For too much of the story Valentina comes across on the spoilt brat side of movie heroines, and it's an uphill climb to find much to warm to about her, but don't blame Rudakova, blame the hedonist clichés the script instructs her to perform. Soon Frank has met with Johnson, who he didn't want to have anything to do with, and has been forced to escort the girl to Bucharest for mysterious reasons - nobody tells him much of anything this time around, although he is aware he's working for the bad guys when he is given one of those explody bracelets to wear, meaning he can't stray too far away from his beloved vehicle.

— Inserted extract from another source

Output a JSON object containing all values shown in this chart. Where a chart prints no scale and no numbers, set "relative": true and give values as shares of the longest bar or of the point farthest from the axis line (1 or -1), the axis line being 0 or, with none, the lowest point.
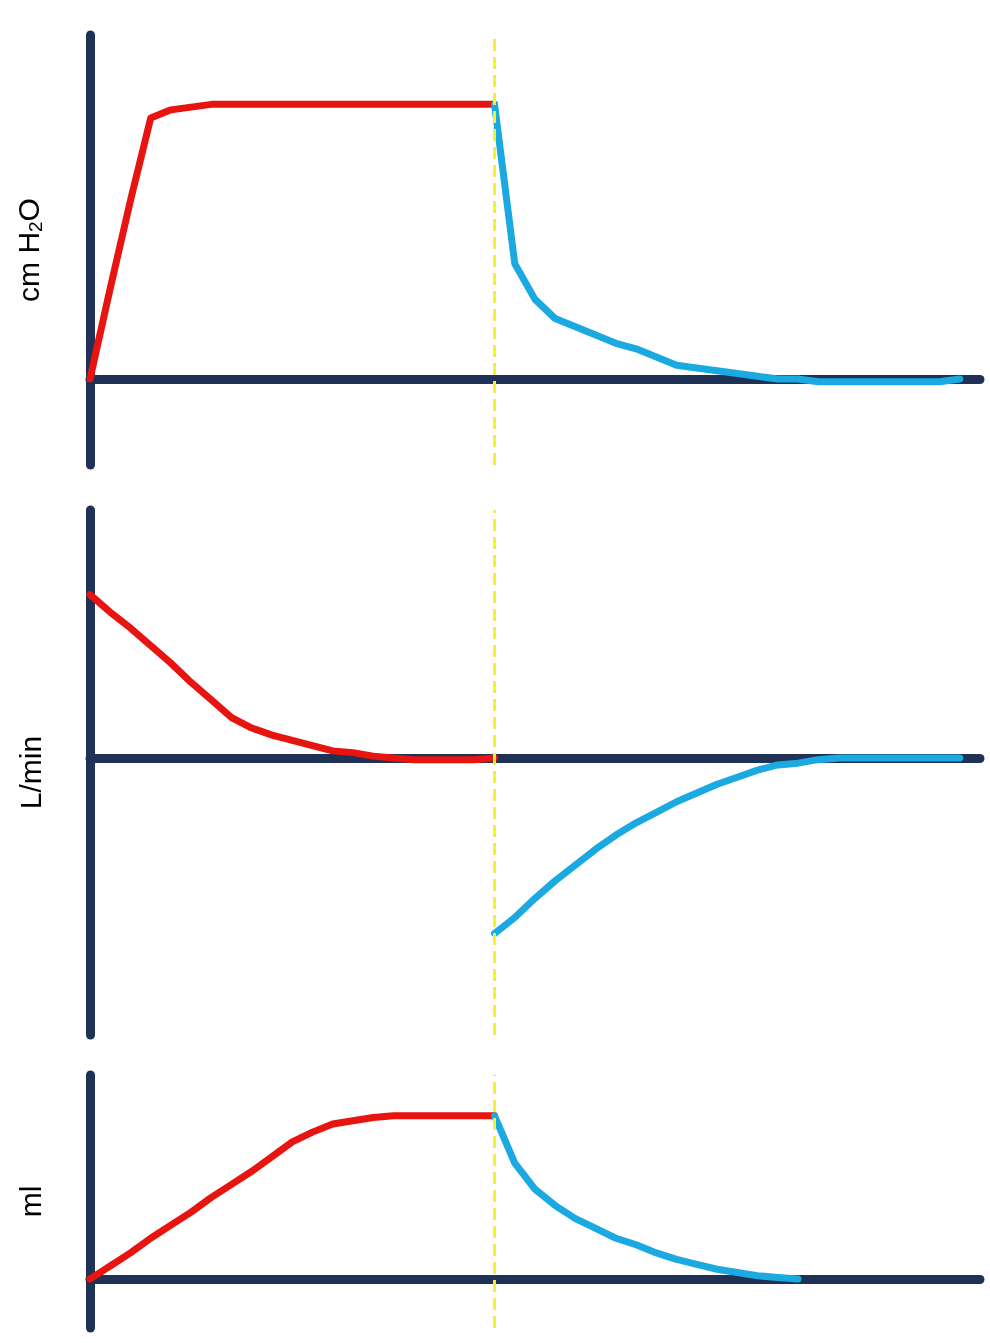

This leads to some of the better scenes in the movie, though rest assured there is a fast-cut action sequence every fifteen minutes or less, but the notion that if Frank tries to get away he will be blown up is capitalised on with a neat sense of fun. It's not lighthearted exactly, but likely it will make you laugh a few times, as for example Statham gets into a Cory Yuen choreographed fight with about ten other guys where he just had to strip to the waist so we can get a good look as his rippling torso, or the bit where he manages to escape from pursuing cars by driving on two wheels between a couple of trucks, seemingly for the hell of it. Transporter 3 didn't do much that the previous two didn't do, but for a third instalment it was nice to see fresh ideas keeping the plot moving, and Statham was obviously in his element. Yes, it was bloody stupid at times, but that was not a problem if you wanted pure escapism. Music by Alexandre Azaria.